On June 11, 2013 to PM Petr Necas appealed with written interpellation the Parliament deputy Vladimira Lesenska – member of your party (CSDP), which at that time was in opposition to the government of Petr Necas. On June 17, his government has resigned and the interpellation — reported already by Czech and foreign media — could not be considered. Deputy Lesenska inquired, in particular: “Snjezana Pelivan, referring to the Croatian Constitution, officially requested the government in Zagreb to support her claim against the Czech Republic submitted to Strasbourg. Czech and foreign media also quoted her words: ‘Americans spit on this country openly and smile nicely. And Prague wipes itself dry and keeps smiling, too. Our next complaint, mine and Anna’s, will be to Geneva, to the UN Human Rights Council.’ How the Czech government , Mr. Prime Minister, assesses such a consequence of its inactivity, how much longer it intends to stay silent, not addressing American institutions with relevant questions regarding RFE/RL’s labor policies and actions at the territory of sovereign Czech Republic?” As the head of CSDP, you are definitely familiar with that interpellation.
Therefore, we ask the new, headed by you government of the Czech Republic to address the government of the United States of America with request to solve the problems stemming from immoral double-standard policies of Radio Free Europe/Radio Liberty.
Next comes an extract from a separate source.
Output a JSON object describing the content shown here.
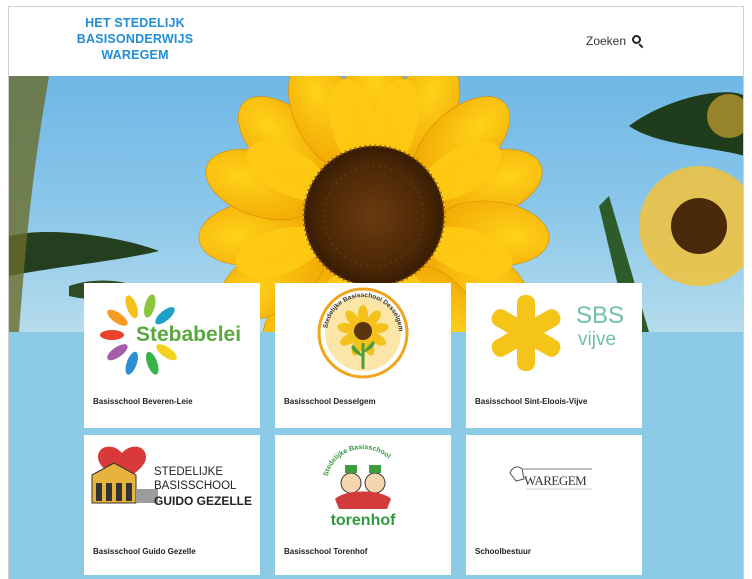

Discrimination of hundreds of its foreign employees shall be stopped, protracted lawsuits ended by peaceful resolutions. Czech Republic is the state treating the defense of human rights seriously and that should be made clear. It is one of our main slogans.
We hope that the burning political and moral problem concerning the defense of human rights, which your government inherited from previous Czech governments, will be solved by diplomatic means at intergovernmental level Prague – Washington.
In conclusion, we quote Governmental Declaration: “The government will pursue the high standard in defense of human rights.”